Digital signatures

Tim ignored_mailbox at yahoo.com.au
Sun Jul 15 10:29:32 UTC 2007


Tim:
>> John Doe <johndoe at example.com> creates his own key, signs his messages,
>> publishes his key.  You receive his message, you check the key, it's
>> confirmed.

Todd Zullinger:
> Part of checking the key includes verifying the key id and
> fingerprint.  After verifying this info I would sign the key to make
> it valid.  (A signature can be marked as non-exportable, for keys you
> want to sign but don't want your signature to be exported along with
> that key if you sent it to someone else.)
> 
> With a signature from my trusted key on John Doe's key, gpg now treats
> this key as valid.

Of course, but the *problem* is that, often, actual *verification* isn't
possible.  It's someone on the other side of the world, etc.

So, the reality is that most signatures stay as *unverified*, with the
few that aren't, being labelled as verified when they're really not.

> I use mutt and I see the gpg output directly.  I've played around with
> thunderbird and kmail to help friends and both have indicators for
> this sort of thing.  I'd be a little surprised it evolution doesn't
> handle it in some way as well.

It does something similar.  A whacking great big coloured bar across the
bottom of the page.  Bright yellow if the signature matches the message,
but isn't verified.  Green if both check out.  Red if some aspect fails.
And in that bar is a clickable icon for you to get a wordy description
(what I pasted, previously).  (A screenshot of the bar has been
attached.)

> This is all not that different from signatures on paper.  If I sign a
> document as John Doe and you trust it without any other verification
> that I am the John Doe you wish to do business with, you can be easily
> fooled.

I know.  And that's the usual way it's used.  Blind faith.

>> There really is nothing that either person can do to invalidate the
>> other key.  It'd take a war of words between the two people in a
>> common forum for someone else to tell them apart.  Even then, some
>> will believe they're the same person, just playing at trolling
>> games.  It's common enough for users to have multiple addresses, and
>> they may use separate PGP keys.

> No one has to invalidate anyone else's key.

Well, in the sense of making it apparent that someone is forging things.
The blind faith aspect of using PGP, in the absense of other
information, is one of its Achille's heels.

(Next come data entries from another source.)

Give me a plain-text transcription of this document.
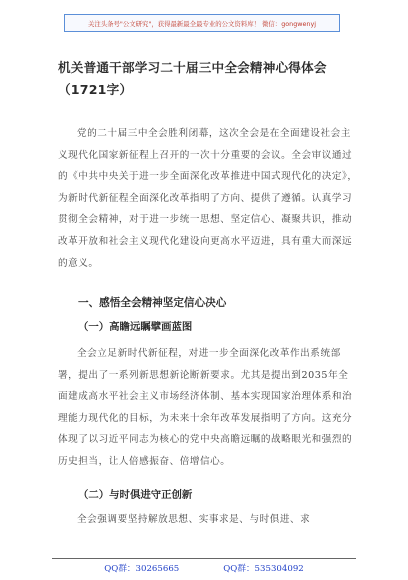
关注头条号"公文研究"，获得最新最全最专业的公文资料库！ 微信：gongwenyj
机关普通干部学习二十届三中全会精神心得体会（1721字）

党的二十届三中全会胜利闭幕，这次全会是在全面建设社会主义现代化国家新征程上召开的一次十分重要的会议。全会审议通过的《中共中央关于进一步全面深化改革推进中国式现代化的决定》，为新时代新征程全面深化改革指明了方向、提供了遵循。认真学习贯彻全会精神，对于进一步统一思想、坚定信心、凝聚共识，推动改革开放和社会主义现代化建设向更高水平迈进，具有重大而深远的意义。

一、感悟全会精神坚定信心决心
（一）高瞻远瞩擘画蓝图

全会立足新时代新征程，对进一步全面深化改革作出系统部署，提出了一系列新思想新论断新要求。尤其是提出到2035年全面建成高水平社会主义市场经济体制、基本实现国家治理体系和治理能力现代化的目标，为未来十余年改革发展指明了方向。这充分体现了以习近平同志为核心的党中央高瞻远瞩的战略眼光和强烈的历史担当，让人倍感振奋、倍增信心。

（二）与时俱进守正创新

全会强调要坚持解放思想、实事求是、与时俱进、求

QQ群：30265665	QQ群：535304092
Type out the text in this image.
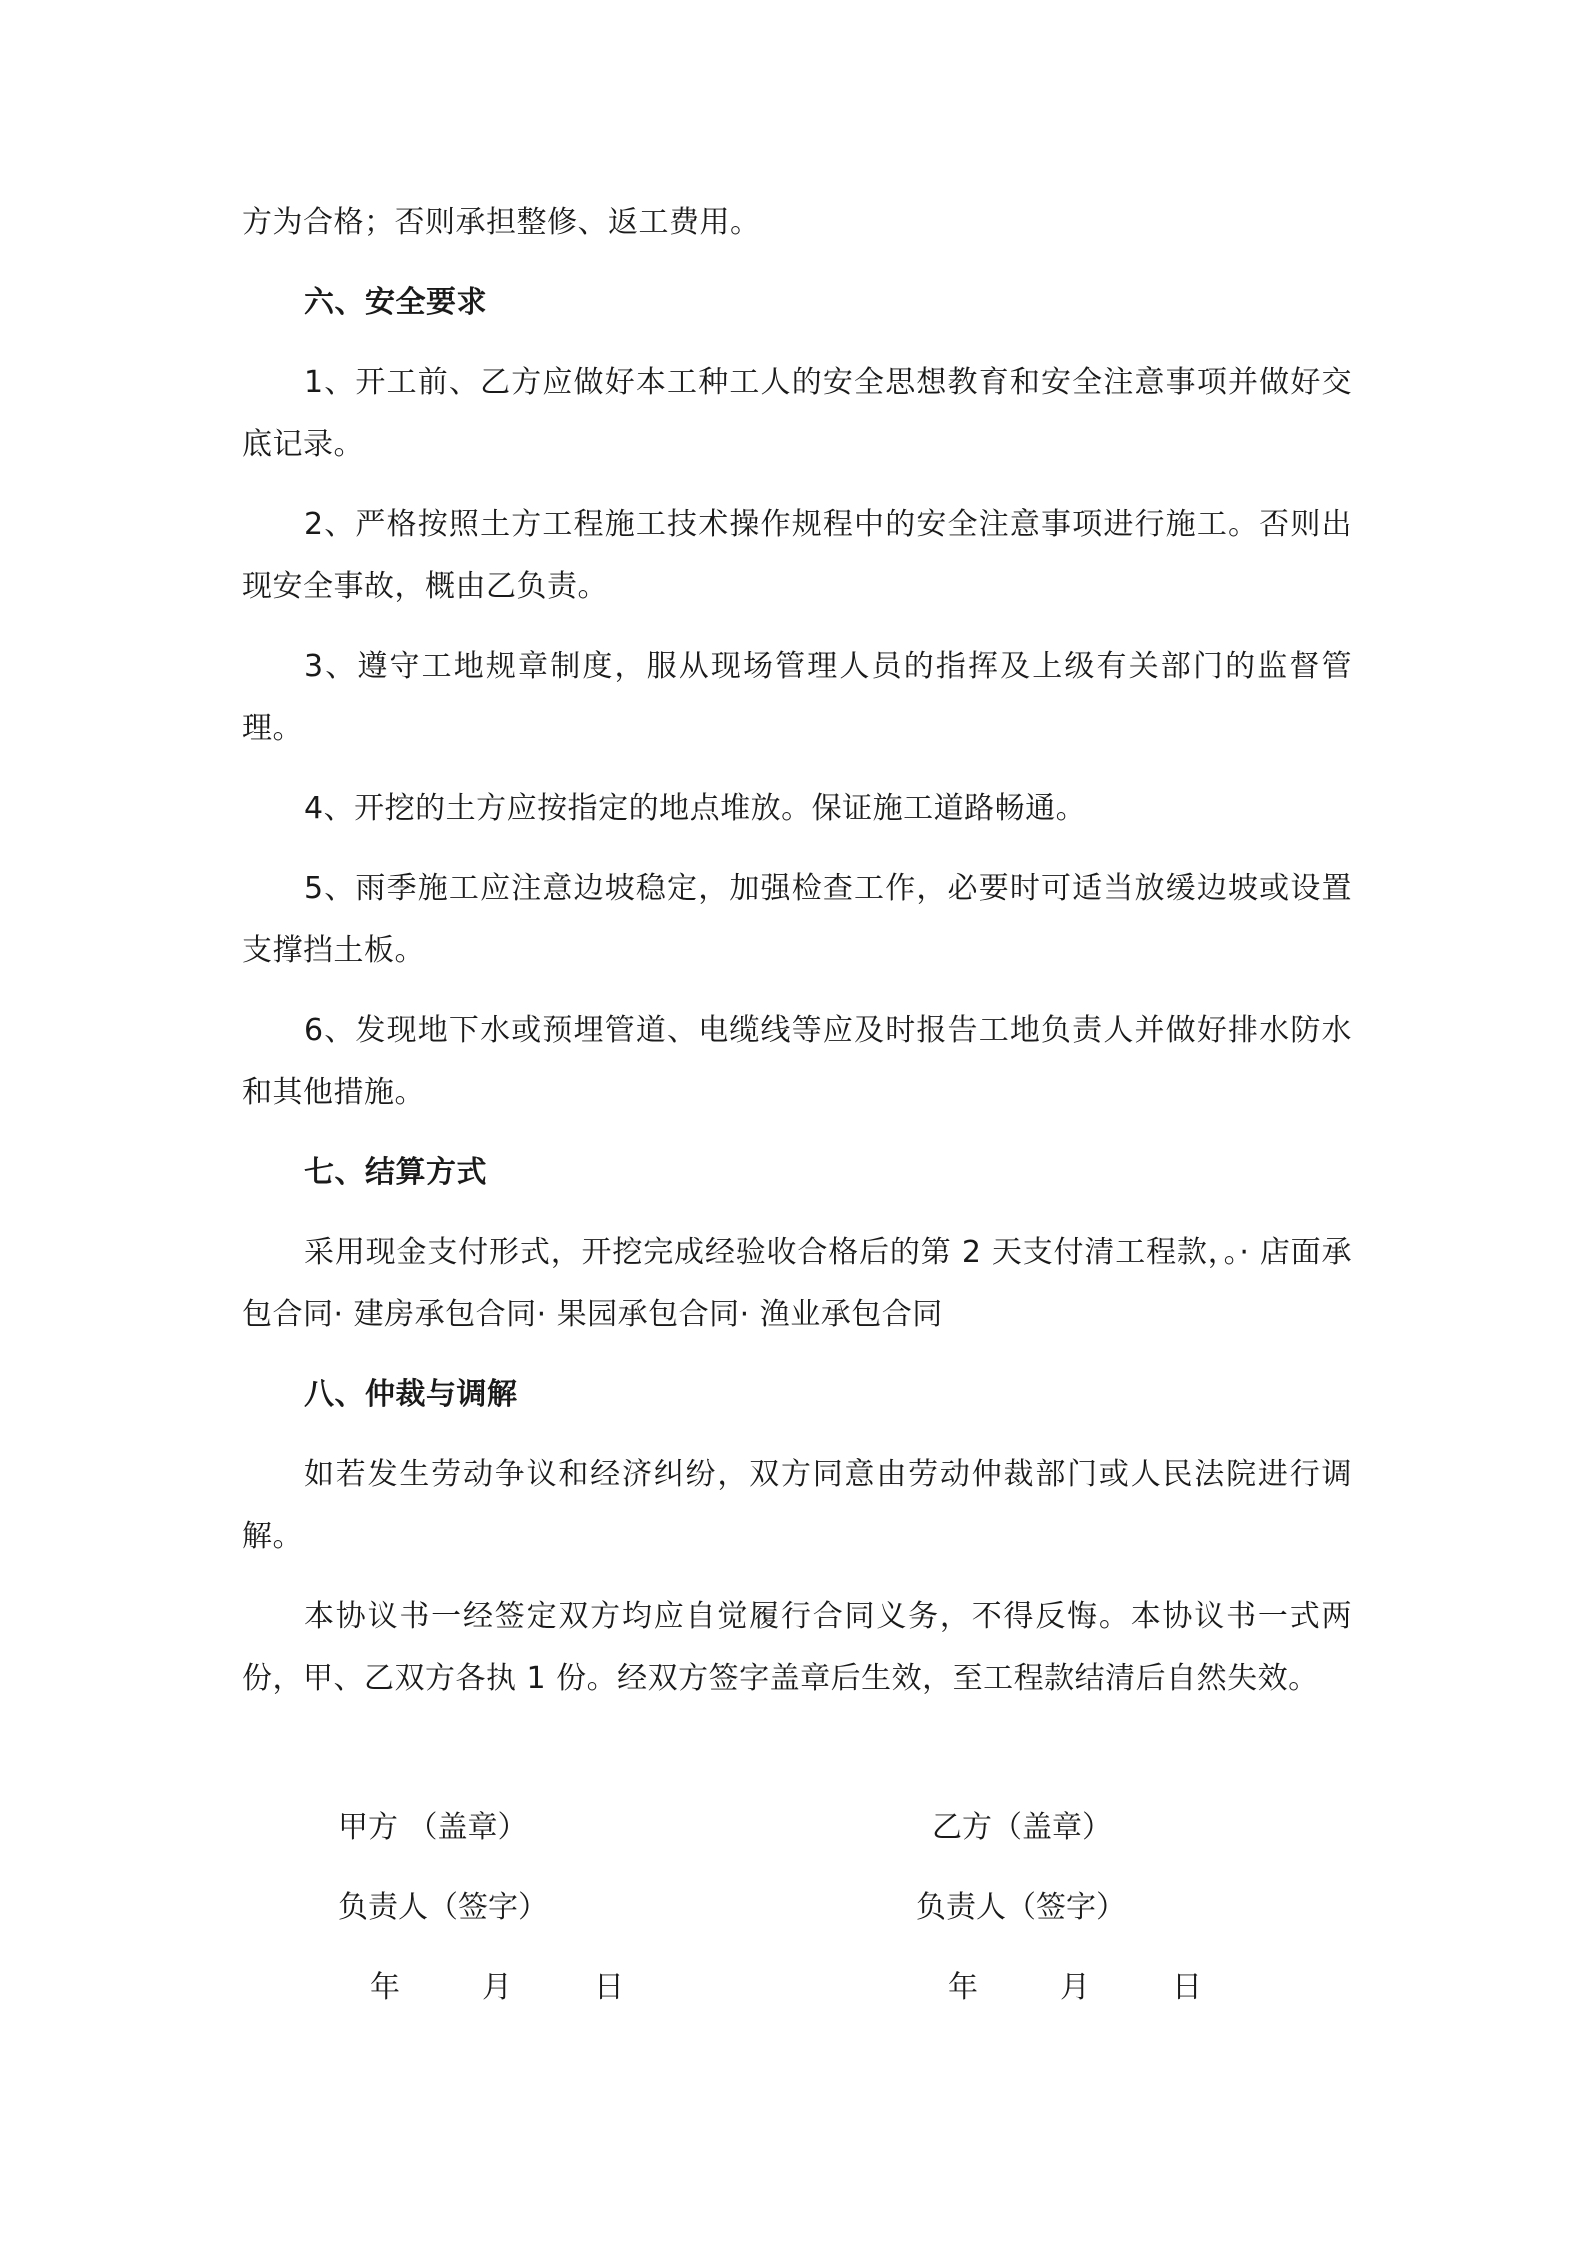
方为合格；否则承担整修、返工费用。

六、安全要求

1、开工前、乙方应做好本工种工人的安全思想教育和安全注意事项并做好交底记录。

2、严格按照土方工程施工技术操作规程中的安全注意事项进行施工。否则出现安全事故，概由乙负责。

3、遵守工地规章制度，服从现场管理人员的指挥及上级有关部门的监督管理。

4、开挖的土方应按指定的地点堆放。保证施工道路畅通。

5、雨季施工应注意边坡稳定，加强检查工作，必要时可适当放缓边坡或设置支撑挡土板。

6、发现地下水或预埋管道、电缆线等应及时报告工地负责人并做好排水防水和其他措施。

七、结算方式

采用现金支付形式，开挖完成经验收合格后的第 2 天支付清工程款，。· 店面承包合同· 建房承包合同· 果园承包合同· 渔业承包合同

八、仲裁与调解

如若发生劳动争议和经济纠纷，双方同意由劳动仲裁部门或人民法院进行调解。

本协议书一经签定双方均应自觉履行合同义务，不得反悔。本协议书一式两份，甲、乙双方各执 1 份。经双方签字盖章后生效，至工程款结清后自然失效。

甲方 （盖章）	乙方（盖章）
负责人（签字）	负责人（签字）
年	月	日	年	月	日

> I sign my messages with a key that has the following properties:
> 
> pub   2048R/BEAF0CE3 2006-07-04
>       Key fingerprint = 2067 23CE 8C4A 9D39 9FFF  B8E7 4325 938B BEAF 0CE3
> uid                  Todd M. Zullinger <tmz at pobox.com>
> sub   4096R/8550ADF3 2006-07-04 [expires: 2012-12-21]
> 
> Import and sign that key on your keyring (--lsign-key in gpg).  Then,
> in another user account, generate a key with the same user id.  Export
> this key to a file somewhere and then import it to your normal users
> keyring (otherwise you'll have the secret key in your keyring and thus
> the key will also be marked as valid, which will make the effects of
> the test less visible to you).
> 
> Send yourself a message signed by this fake key from the user account you
> generated the key in, and check it in your mail client as your normal
> user.  You should notice right away that the message isn't signed by a
> valid key.

That wasn't the faking condition that I was describing.

>> In the past I've submitted keys to keyserver, and that's included
>> two different keys that include a common e-mail address.  A mail
>> client wanting a key would be asking for the key by ID not e-mail
>> address.  It'll get the key that matches the message they're
>> checking.

> If you're just verifying a signature via a downloaded key which you've
> not checked out in any other way, then you'll get the big fat WARNING
> like the one above.  If you choose to ignore that and trust the signed
> message anyway, then that's not a failing of the system, it's a user
> failure.  (It's a large software failure if that warning doesn't make
> it to you in some form.)

No, you get the warning that you see with all signed messages.  The
rather meaningless one.

The failing of the system is that it's hard to get a verifiable
signature in the first place.  i.e. For me to create mine and have it
checked so it's meaningful for other people.

-- 
[tim at bigblack ~]$ rm -rfd /*^H^H^H^H^H^H^H^H^H^Huname -ipr
2.6.21-1.3228.fc7 i686 i386

Using FC 4, 5, 6 & 7, plus CentOS 5.  Today, it's FC7.

Don't send private replies to my address, the mailbox is ignored.
I read messages from the public lists.